Шейн представляла себе развалины аббатства XII века, которые она знала, как свои пять пальцев, и пыталась мысленно реконструировать первоначальное здание VII века, разрушенное викингами.
— Забавно сравнить, — проговорила она с тоской, — что понятие «хорошая жизнь» значит теперь, в наше время… И что оно значило…
— В средневековье, когда вы были бы монахиней в монастыре? — Похоже, он понял, что несколько переборщил со своим ехидством, и чтобы как-то сгладить неловкость, раскрыл свой пластиковый пакет и осторожно достал оттуда картонную коробку.
— Собственно, я зачем вас искал? Хочу вам кое-что показать. Я уверен, вы это оцените, как… как там, напомните… консервант?
— Консерватор, — поправила Шейн, поневоле заинтригованная. Мак открыл крышку. В коробке, в гнезде из смятой туалетной бумаги, лежала стеклянная бутылка без этикетки. Стекло было тусклым и каким-то не то чтобы бесцветным, а скорее, обесцвеченным. Вещь явно старинная, антикварная. Внутри, в бутылке, была свеча — нет, не свеча, а листы бумаги, скрученные в тугой свиток. С первого взгляда Шейн поняла, что бумага сильно пострадала, причем не только от воды, но и от неправильной сушки. Листы сморщились и, надо думать, намертво склеились друг с другом. На листах было что-то написано. Шейн пригляделась к заглавным буквам в видимой части рукописного текста. XIX век. Даже, может быть, XVIII.
Хочу, хочу, хочу, пронеслось у нее в голове.
Мак поднес бутылку поближе, так чтобы Шейн было лучше видно, и принялся медленно поворачивать ее по продольной оси, держа за горлышко и за донце: текст на свитке пополз, как прокрутка на начальной странице веб-сайта на самом древнем в мире мониторе.
— Смотрите, — сказал он. — Там еще можно что-то прочесть.
Покаянная исповедь Томаса Пирсона,
собственноручно записанная им самим
в году 1788 от Рождества Господа нашего Иисуса Христа
Полностью отдавая себе отчет, что у меня мало времени, поскольку моя дорогая супруга только что
И все: дальше лист загибался, и текст уходил внутрь свитка.
— Где вы это нашли?! — Голос Шейн дрожал от волнения.

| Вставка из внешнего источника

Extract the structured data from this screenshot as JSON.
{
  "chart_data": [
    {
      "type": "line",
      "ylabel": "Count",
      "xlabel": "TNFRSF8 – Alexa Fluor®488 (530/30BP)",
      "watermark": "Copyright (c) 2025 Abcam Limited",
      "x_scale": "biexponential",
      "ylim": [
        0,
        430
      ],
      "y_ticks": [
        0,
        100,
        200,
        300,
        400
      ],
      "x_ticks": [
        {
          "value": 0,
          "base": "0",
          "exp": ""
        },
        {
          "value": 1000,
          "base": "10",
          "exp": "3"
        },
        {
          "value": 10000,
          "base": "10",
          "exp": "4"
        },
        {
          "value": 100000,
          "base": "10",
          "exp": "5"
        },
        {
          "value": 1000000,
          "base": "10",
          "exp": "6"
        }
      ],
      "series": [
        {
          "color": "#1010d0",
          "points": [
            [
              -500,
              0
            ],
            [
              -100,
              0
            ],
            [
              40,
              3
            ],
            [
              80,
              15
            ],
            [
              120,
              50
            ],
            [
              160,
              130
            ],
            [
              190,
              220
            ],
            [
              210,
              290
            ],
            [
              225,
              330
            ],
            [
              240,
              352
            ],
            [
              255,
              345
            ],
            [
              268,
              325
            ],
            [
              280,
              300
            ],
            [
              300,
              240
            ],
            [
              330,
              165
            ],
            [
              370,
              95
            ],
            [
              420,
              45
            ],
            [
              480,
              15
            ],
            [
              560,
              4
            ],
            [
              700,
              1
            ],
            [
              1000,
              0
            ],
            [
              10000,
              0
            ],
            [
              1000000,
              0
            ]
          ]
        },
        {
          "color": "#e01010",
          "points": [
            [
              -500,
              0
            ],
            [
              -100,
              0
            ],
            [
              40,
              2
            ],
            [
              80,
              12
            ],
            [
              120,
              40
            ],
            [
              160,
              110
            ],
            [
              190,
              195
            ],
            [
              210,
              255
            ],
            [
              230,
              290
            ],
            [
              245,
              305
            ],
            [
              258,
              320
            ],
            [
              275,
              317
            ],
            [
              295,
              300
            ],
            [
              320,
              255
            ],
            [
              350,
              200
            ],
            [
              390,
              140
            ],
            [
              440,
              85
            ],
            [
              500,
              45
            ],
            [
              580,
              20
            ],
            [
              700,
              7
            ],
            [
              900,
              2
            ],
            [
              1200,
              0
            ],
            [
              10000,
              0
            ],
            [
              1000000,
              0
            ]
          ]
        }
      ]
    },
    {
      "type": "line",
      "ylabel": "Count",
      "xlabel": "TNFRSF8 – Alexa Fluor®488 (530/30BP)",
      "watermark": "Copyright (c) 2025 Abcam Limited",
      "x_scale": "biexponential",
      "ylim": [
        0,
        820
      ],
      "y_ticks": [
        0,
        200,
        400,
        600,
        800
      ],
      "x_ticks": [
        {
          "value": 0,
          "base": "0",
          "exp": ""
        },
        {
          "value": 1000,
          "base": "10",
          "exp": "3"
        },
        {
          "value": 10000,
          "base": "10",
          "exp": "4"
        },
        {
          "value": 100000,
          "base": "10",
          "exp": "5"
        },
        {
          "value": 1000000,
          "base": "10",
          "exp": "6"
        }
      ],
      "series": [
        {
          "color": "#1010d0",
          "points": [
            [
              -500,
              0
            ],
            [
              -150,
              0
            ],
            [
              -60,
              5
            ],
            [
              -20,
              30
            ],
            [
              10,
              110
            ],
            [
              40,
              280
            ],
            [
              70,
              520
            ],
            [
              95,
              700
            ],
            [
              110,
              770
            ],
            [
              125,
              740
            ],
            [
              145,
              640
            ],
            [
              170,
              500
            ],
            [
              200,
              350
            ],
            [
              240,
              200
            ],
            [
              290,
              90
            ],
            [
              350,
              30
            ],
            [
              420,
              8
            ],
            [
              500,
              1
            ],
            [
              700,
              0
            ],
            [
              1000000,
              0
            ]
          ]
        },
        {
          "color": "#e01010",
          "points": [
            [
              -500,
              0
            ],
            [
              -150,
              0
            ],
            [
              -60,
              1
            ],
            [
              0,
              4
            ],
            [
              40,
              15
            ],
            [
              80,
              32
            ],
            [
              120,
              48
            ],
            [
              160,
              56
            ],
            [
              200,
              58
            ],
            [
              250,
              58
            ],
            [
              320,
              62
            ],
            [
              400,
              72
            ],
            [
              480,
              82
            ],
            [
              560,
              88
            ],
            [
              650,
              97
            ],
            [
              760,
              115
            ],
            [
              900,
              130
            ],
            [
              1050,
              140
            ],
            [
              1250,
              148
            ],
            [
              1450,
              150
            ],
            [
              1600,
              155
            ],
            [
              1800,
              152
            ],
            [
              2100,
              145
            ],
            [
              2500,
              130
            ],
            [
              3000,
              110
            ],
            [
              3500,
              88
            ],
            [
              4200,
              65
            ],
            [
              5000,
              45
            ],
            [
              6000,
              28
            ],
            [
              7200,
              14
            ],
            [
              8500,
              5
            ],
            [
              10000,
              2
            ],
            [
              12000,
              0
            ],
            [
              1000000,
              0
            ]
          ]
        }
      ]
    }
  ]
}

Но когда она это заметила, было уже слишком поздно: Мак тоже это заметил. Вот черт.
Он усмехнулся.
— Это не я. Это папа. Нашел ее в пятьдесят девятом, когда здешние градостроители перестраивали причал и сносили Жестяную Пристань. Отец, можно сказать, ее спас. Забрал домой, пока не вернулись бульдозеры.
Шейн смотрела, как он убирает бутылку обратно в коробку. Она сделала глубокий вдох и проговорила, как бы между прочим, то есть она очень надеялась, что ее голос звучит именно так, «как бы между прочим», вроде это как ей и не особенно интересно:
— Знаете, этот ваш свиток… его в принципе можно развернуть. И мы сможем узнать, в чем он каялся… тот человек.

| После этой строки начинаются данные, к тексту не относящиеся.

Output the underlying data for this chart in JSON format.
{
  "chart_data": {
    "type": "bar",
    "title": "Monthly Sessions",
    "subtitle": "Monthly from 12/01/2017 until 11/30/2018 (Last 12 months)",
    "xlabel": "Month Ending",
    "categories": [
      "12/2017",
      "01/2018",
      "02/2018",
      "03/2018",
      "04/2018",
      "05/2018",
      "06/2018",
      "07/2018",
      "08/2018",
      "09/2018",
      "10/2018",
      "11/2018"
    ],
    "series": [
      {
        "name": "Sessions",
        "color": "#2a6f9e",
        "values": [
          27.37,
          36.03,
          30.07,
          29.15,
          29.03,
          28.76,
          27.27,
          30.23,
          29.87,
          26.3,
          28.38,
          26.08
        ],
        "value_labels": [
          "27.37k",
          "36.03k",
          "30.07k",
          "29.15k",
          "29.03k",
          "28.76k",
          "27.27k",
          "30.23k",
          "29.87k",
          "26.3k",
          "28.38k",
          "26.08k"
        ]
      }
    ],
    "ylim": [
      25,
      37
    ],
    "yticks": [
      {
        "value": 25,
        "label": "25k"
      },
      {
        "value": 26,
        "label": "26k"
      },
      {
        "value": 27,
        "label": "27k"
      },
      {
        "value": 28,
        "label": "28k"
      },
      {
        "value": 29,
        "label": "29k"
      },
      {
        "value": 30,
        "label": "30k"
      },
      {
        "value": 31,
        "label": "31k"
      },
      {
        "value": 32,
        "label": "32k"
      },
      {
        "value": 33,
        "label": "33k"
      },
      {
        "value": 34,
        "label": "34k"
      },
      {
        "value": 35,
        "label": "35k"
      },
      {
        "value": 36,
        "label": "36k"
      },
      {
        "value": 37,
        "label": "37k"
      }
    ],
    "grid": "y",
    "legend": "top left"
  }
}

— Вряд ли, — ответил Мак, с сожалением поглаживая бутылку. — Я пытался достать бумаги. Даже пинцетом. Но они затвердели, а свиток шире, чем горлышко. Конечно, я мог бы разбить бутылку… но, понимаете… ведь она не разбилась даже, когда ее выкопали бульдозером. Мой отец думал, что это чудо, и это действительно круто, надо признать. И если сейчас я ее разобью, это будет… ну, я не знаю… неправильно.
Шейн очень тронуло это рудиментарное благоговение Мака перед древней вещью, но ее раздражало его невежество.
— У нас есть инструменты, чтобы вскрыть бутылку, не разбивая, — сказала она. — Мы можем открыть бутылку, достать бумаги, развернуть их, разделить и прочесть…
— «Мы» — это кто? — спросил он. — Вы и я?
Шейн улыбнулась. Похоже, он снова пытался ее поддразнить, но она не поддалась на провокацию. Нет. Она вообще вся из себя белая и пушистая, только что хвостиком не виляет. Потому что сама мысль о том, что сейчас он закроет коробку — этот картонный ларец с сокровищем, — уберет ее в пакет, унесет домой, и она больше уже никогда не увидит эти бумаги, была просто невыносимой. Дай их мне, дай их мне, дай их мне, твердила она про себя.
— У меня есть знакомый в Нортумбрийском университете, — сказала она. — Я его попрошу, он откроет бутылку. А с бумагами я разберусь сама, прямо здесь.
— М-мм, — уклончиво промычал Мак.
Адриану, видимо, надоело сидеть на месте, и он решил сбегать обратно на церковный двор. Или, может быть, он обиделся, что о нем все забыли: никто не чешет его за ушком, никто не предлагает побегать. Он снова принялся обнюхивать каменных лошадей на барельефе у основания Кедмонова Креста — такие маленькие лошадки, больше похожие на игрушечных собачек в конуре.
— Ну так что… — тихо проговорила Шейн. — Что вы решили? Попробуем вскрыть?
Мак снова достал из коробки бутылку и поднял ее на свет.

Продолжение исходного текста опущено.